Stendhal s’en prend volontiers à l’adversaire de Napoléon, qui aurait manifesté trop d’attachement
pour l’aristocratie :
“Dans ce volume on sent l’Aristocrate. Il aura du succès auprès des nobles de tous les pays. Les Kings
forcés à donner des Constitutions vont se refugier dans l’Aristocratie. Livre dangereux en ce sens”
(I, faux titre).
Et il enfonce le clou (II, p. 152) :
“Dans ce que Me de S. dit de la noblesse on sent toujours le Parvenu. Surtout dans
sa grande colère sur ce que Nap a voulu contrefaire la noblesse antique. Savez vous bien Monsieur que mon gendre est Duc ?”
“Ce volume est meilleur que le second. Il y a moins de haine, plus d’ignorance encore et moins de puérilités. Elle connaît
mieux le Bourbon que Napoléon”
, note-t-il en tête du tome III.
Crayon à la main, Stendhal épingle l’opportunisme de Necker et de ses descendants. Ainsi, lorsque
Germaine de Staël évoque le cœur “trop français” de son père (I, p. 105) :
“un Genevois impossible, pas
même la fille n’a pas le cœur français. Il espérait plus d’avancement en France, voilà l’explication de cet héroïsme, il aurait
voulu être fait Duc. Nap l’eut gagné tout de suite à ce prix, voir Gibbon.”
“Me de Staël paraît fanatique de noblesse et de crédit, c’était un cœur esclave du Ministère, en partant de son père,
elle montre ses parchemins”
(II, 287).
Pour Stendhal, l’édition même des
Considérations
a été motivée par l’ambition ministérielle du duc
de Broglie, d’où ce jugement assassin sur le titre du premier tome :
“Faire la Cour à Louis XVIII et en avoir
une place de Ministre pour Broglie.”
S’il reconnaît le talent de Mme de Staël, Stendhal n’en dénonce pas moins son ignorance féminine et
puérile (I, p. 197) : “
Excellent voilà le vrai talent de Me de Staël
(...)
si elle avait pu oublier la prétention d’être Tacite
et faire des Mémoires à la St Simon ?”
Et ailleurs (I, p. 244) :
“Phrase de femme. Il leur faut une Révolution à l’eau
rose.”
En contrepoint du texte des
Considérations
, se révèle un Stendhal quasi montagnard qui n'est guère
effarouché par les excès révolutionnaires. Dans une note signée “HB” inscrite sur le feuillet
préliminaire du tome II, il déclare :
“Si le Roi et les nobles eussent tenu leurs sermons, la Révolution était terminée
au bout d’un an. La Terreur n’est que la résistance à leurs parjures, résistance confiée à chaque village, parce que pour se
garantir d’un incendie on n’a pas le temps d’écrire à Paris.

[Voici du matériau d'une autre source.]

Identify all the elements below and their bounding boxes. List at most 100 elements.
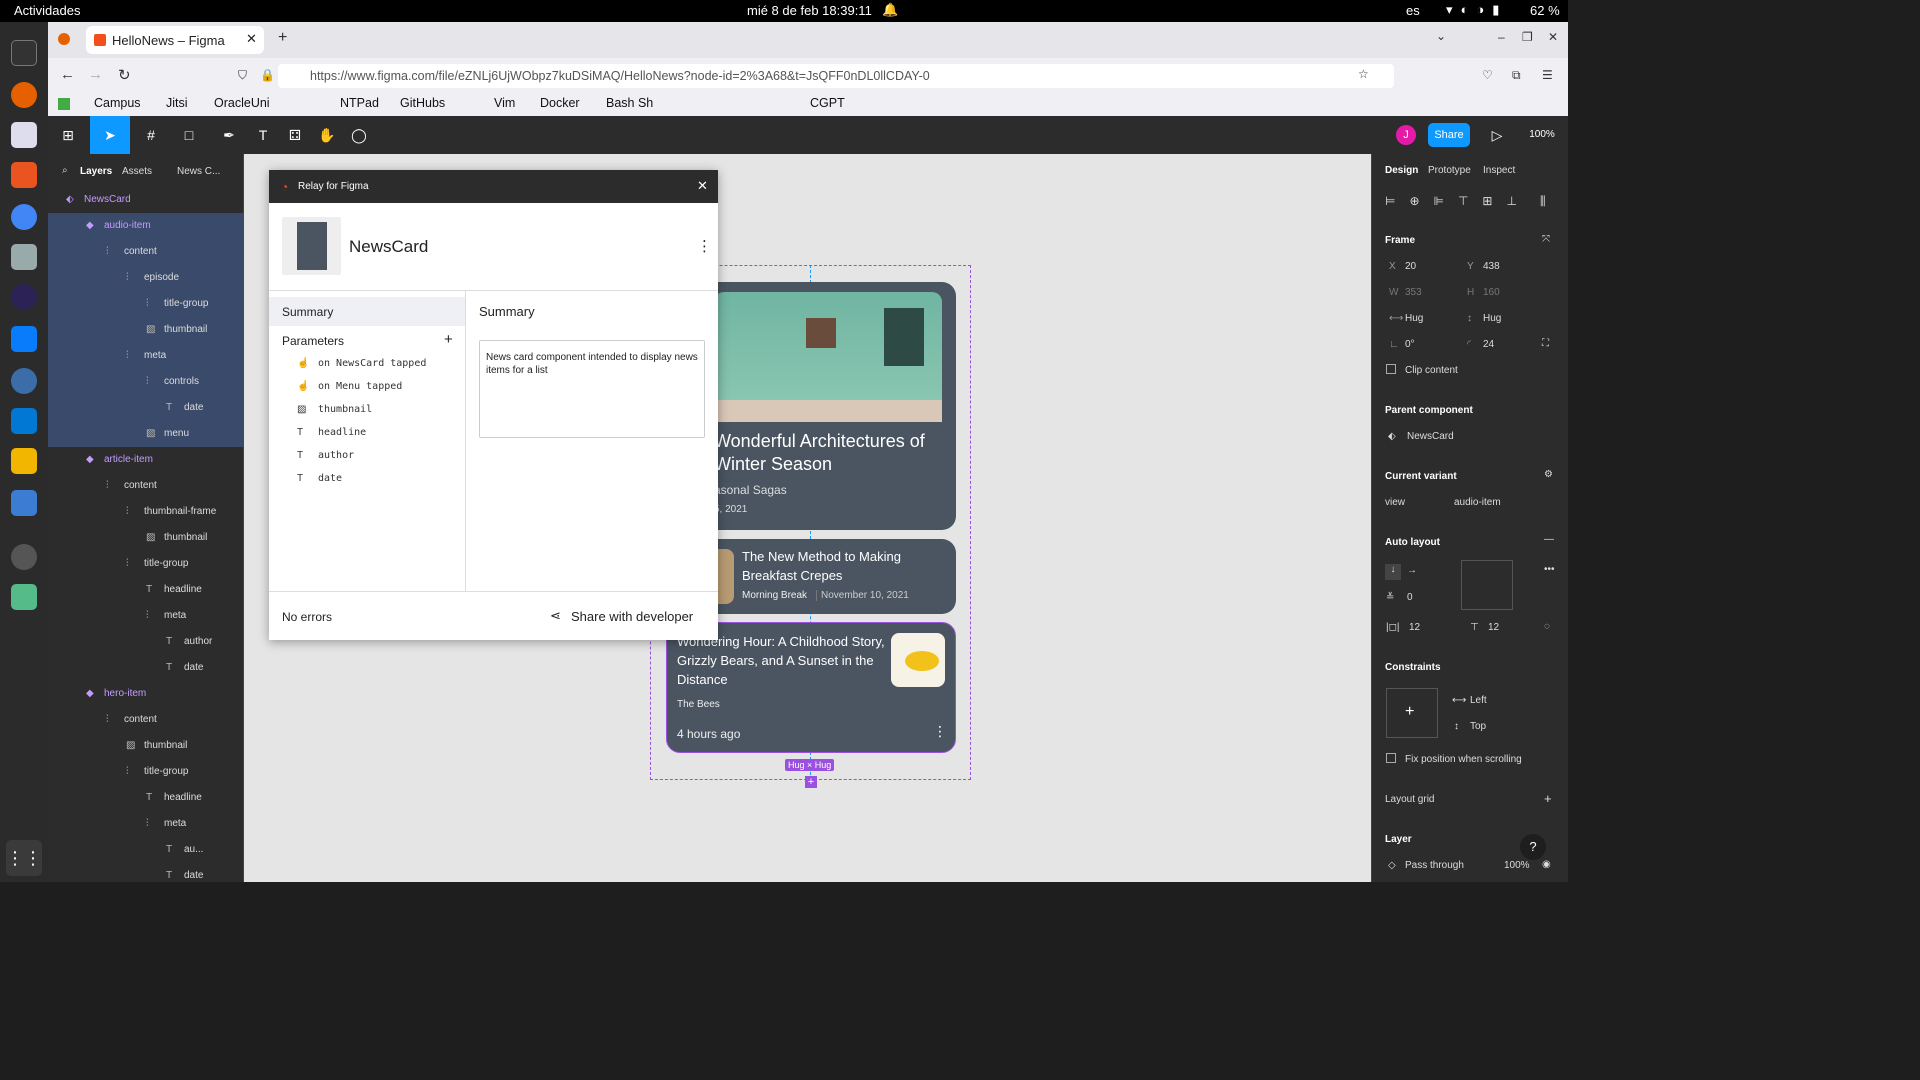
add-layout-grid-icon[interactable]: +	[1544, 791, 1552, 806]
nav-parameters[interactable]: Parameters	[282, 334, 344, 348]
layer-row[interactable]: ⫶ meta	[48, 343, 244, 369]
more-horizontal-icon[interactable]: •••	[1544, 564, 1555, 575]
radius-value[interactable]: 24	[1483, 339, 1494, 350]
language-indicator[interactable]: es	[1406, 3, 1420, 18]
parameter-item[interactable]: on Menu tapped	[318, 381, 402, 392]
app-icon[interactable]	[11, 368, 37, 394]
layer-row[interactable]: ⫶ title-group	[48, 759, 244, 785]
clock[interactable]: mié 8 de feb 18:39:11	[747, 3, 872, 18]
vertical-direction-icon[interactable]: ↓	[1385, 564, 1401, 580]
spacing-value[interactable]: 0	[1407, 592, 1413, 603]
layer-row[interactable]: ▨ thumbnail	[48, 733, 244, 759]
h-value[interactable]: 160	[1483, 287, 1500, 298]
pen-tool-icon[interactable]: ✒	[214, 123, 244, 147]
parent-component-name[interactable]: NewsCard	[1407, 431, 1454, 442]
search-icon[interactable]: ⌕	[62, 165, 68, 176]
activities-button[interactable]: Actividades	[14, 3, 80, 18]
layer-row[interactable]: ⫶ content	[48, 473, 244, 499]
parameter-item[interactable]: thumbnail	[318, 404, 372, 415]
resources-icon[interactable]: ⚃	[284, 123, 306, 147]
layer-row[interactable]: ▨ thumbnail	[48, 525, 244, 551]
share-icon[interactable]: ⋖	[550, 608, 561, 624]
horizontal-constraint[interactable]: Left	[1470, 695, 1487, 706]
layer-row[interactable]: ▨ thumbnail	[48, 317, 244, 343]
padding-h-value[interactable]: 12	[1409, 622, 1420, 633]
visibility-icon[interactable]: ◉	[1542, 859, 1551, 870]
layer-row[interactable]: ⫶ title-group	[48, 291, 244, 317]
parameter-item[interactable]: date	[318, 473, 342, 484]
text-tool-icon[interactable]: T	[252, 123, 274, 147]
avatar[interactable]: J	[1396, 125, 1416, 145]
files-icon[interactable]	[11, 244, 37, 270]
comment-tool-icon[interactable]: ◯	[348, 123, 370, 147]
add-variant-icon[interactable]: +	[805, 776, 817, 788]
intellij-icon[interactable]	[11, 326, 37, 352]
firefox-view-icon[interactable]	[58, 33, 70, 45]
audio-card[interactable]: Wondering Hour: A Childhood Story, Grizz…	[666, 622, 956, 753]
bookmark-githubs[interactable]: GitHubs	[400, 96, 445, 110]
hero-card[interactable]: Wonderful Architectures of Winter Season…	[704, 282, 956, 530]
fix-position-checkbox[interactable]	[1386, 753, 1396, 763]
chrome-icon[interactable]	[11, 204, 37, 230]
extensions-icon[interactable]: ⧉	[1512, 68, 1521, 83]
tab-layers[interactable]: Layers	[80, 166, 112, 177]
pocket-icon[interactable]: ♡	[1482, 68, 1493, 82]
firefox-icon[interactable]	[11, 82, 37, 108]
layer-row[interactable]: ⫶ content	[48, 707, 244, 733]
layer-row[interactable]: Tauthor	[48, 629, 244, 655]
rotation-value[interactable]: 0°	[1405, 339, 1415, 350]
bookmark-bash[interactable]: Bash Sh	[606, 96, 653, 110]
layer-opacity[interactable]: 100%	[1504, 860, 1530, 871]
back-icon[interactable]: ←	[60, 66, 75, 83]
figma-menu-icon[interactable]: ⊞	[56, 123, 80, 147]
new-tab-icon[interactable]: +	[278, 29, 287, 47]
frame-tool-icon[interactable]: #	[136, 123, 166, 147]
layer-row[interactable]: ▨ menu	[48, 421, 244, 447]
maximize-icon[interactable]: ❐	[1522, 30, 1533, 44]
layer-row[interactable]: ◆ audio-item	[48, 213, 244, 239]
menu-icon[interactable]: ☰	[1542, 68, 1553, 82]
summary-textarea[interactable]: News card component intended to display …	[479, 340, 705, 438]
minimize-icon[interactable]: –	[1498, 30, 1505, 44]
app-grid-icon[interactable]: ⋮⋮⋮	[6, 840, 60, 876]
layer-row[interactable]: Tdate	[48, 655, 244, 681]
blend-mode[interactable]: Pass through	[1405, 860, 1464, 871]
x-value[interactable]: 20	[1405, 261, 1416, 272]
remove-auto-layout-icon[interactable]: —	[1544, 534, 1554, 545]
individual-padding-icon[interactable]: ◌	[1544, 621, 1550, 632]
reload-icon[interactable]: ↻	[118, 66, 131, 84]
clip-content-checkbox[interactable]	[1386, 364, 1396, 374]
bookmark-ntpad[interactable]: NTPad	[340, 96, 379, 110]
bookmark-jitsi[interactable]: Jitsi	[166, 96, 188, 110]
horizontal-direction-icon[interactable]: →	[1407, 565, 1417, 576]
close-window-icon[interactable]: ✕	[1548, 30, 1558, 44]
shield-icon[interactable]: ⛉	[238, 68, 247, 83]
zoom-level[interactable]: 100%	[1522, 123, 1562, 147]
layer-row[interactable]: ◆ article-item	[48, 447, 244, 473]
more-vertical-icon[interactable]: ⋮	[933, 723, 947, 740]
layer-row[interactable]: Tau...	[48, 837, 244, 863]
layer-row[interactable]: ⫶ thumbnail-frame	[48, 499, 244, 525]
share-with-developer-button[interactable]: Share with developer	[571, 609, 693, 624]
disc-icon[interactable]	[11, 544, 37, 570]
align-icons[interactable]: ⊨⊕⊫⊤⊞⊥	[1385, 194, 1531, 208]
move-tool-icon[interactable]: ➤	[90, 116, 130, 154]
status-icons[interactable]: ▾◐◑▮	[1446, 2, 1507, 18]
article-card[interactable]: The New Method to Making Breakfast Crepe…	[704, 539, 956, 614]
variant-settings-icon[interactable]: ⚙	[1544, 469, 1553, 480]
close-icon[interactable]: ✕	[697, 178, 708, 194]
layer-row[interactable]: ◆ hero-item	[48, 681, 244, 707]
layer-row[interactable]: Tdate	[48, 863, 244, 889]
variant-property-value[interactable]: audio-item	[1454, 497, 1501, 508]
layer-row[interactable]: Tdate	[48, 395, 244, 421]
parameter-item[interactable]: headline	[318, 427, 366, 438]
frame-label[interactable]: Frame	[1385, 235, 1415, 246]
bookmark-docker[interactable]: Docker	[540, 96, 580, 110]
software-center-icon[interactable]	[11, 162, 37, 188]
bookmark-vim[interactable]: Vim	[494, 96, 515, 110]
help-icon[interactable]: ?	[1520, 834, 1546, 860]
tab-hellonews[interactable]: HelloNews – Figma ✕	[86, 26, 264, 54]
trash-icon[interactable]	[11, 584, 37, 610]
layer-row[interactable]: ⫶ controls	[48, 369, 244, 395]
share-button[interactable]: Share	[1428, 123, 1470, 147]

Robespierre pouvait avoir des vues particulières, mais voilà le mouvement g
[énér]
al.
En 1814 les Kings ont accordé une Constitution, en 1793 ils n’eussent accordé que la Bastille.”

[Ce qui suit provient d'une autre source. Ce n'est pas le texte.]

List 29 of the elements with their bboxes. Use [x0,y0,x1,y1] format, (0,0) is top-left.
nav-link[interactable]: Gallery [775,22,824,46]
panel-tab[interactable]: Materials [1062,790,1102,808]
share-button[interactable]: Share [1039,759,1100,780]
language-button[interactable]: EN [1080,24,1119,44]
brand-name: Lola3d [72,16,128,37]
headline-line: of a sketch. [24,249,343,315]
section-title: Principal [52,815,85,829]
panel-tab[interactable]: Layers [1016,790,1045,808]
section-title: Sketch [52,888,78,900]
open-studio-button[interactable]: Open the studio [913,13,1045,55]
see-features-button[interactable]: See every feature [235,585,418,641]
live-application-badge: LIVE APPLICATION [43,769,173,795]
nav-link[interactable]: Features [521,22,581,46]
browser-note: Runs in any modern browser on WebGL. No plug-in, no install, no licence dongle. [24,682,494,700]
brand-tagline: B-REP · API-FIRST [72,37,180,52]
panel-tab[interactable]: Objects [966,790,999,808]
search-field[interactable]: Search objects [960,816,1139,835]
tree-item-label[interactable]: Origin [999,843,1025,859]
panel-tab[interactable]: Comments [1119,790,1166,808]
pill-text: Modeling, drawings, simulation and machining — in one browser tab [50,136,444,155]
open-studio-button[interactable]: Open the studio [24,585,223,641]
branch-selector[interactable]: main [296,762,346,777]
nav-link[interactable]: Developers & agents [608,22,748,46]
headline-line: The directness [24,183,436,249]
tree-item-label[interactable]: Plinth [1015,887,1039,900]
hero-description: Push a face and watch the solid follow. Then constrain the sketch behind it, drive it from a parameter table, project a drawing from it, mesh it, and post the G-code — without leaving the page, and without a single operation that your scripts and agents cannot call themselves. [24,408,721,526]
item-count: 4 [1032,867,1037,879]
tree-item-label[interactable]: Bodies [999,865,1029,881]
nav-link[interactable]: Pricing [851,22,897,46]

L’anglophilie de Mme de Staël est une autre pierre d’achoppement :
ainsi lorsqu’elle justifie l’entrée en guerre de l’Angleterre contre les Jacobins, parce qu’il fallait soutenir
les
honnêtes gens
, il rétorque :
“C’est-à-dire des Aristocrates, car l’Angleterre n’est qu’une aristocratie que les enfants
prennent pour une République, et Mme de S. est bien enfant”
(II, p. 100).
Ces trois volumes rageusement annotés apportent un éclairage inédit sur
l’
inimitié élective
qui liait Stendhal à Germaine de Stael.
“Sans doute n’a-t-il tant médit de cette gêneuse, à qui il a nonobstant reconnu une indiscutable
supériorité sur les personnes de son sexe, que parce qu’il se savait plus proche d’elle, et plus redevable
à son égard, qu’il ne l’eût voulu”, observe avec beaucoup de justesse Philippe Berthier.
Exemplaire entièrement non rogné, conservé dans sa première reliure.
Mention manuscrite au crayon sur le contreplat : “
Livre qu’on ne prête pas.
”
Quelques épidermures, coins émoussés.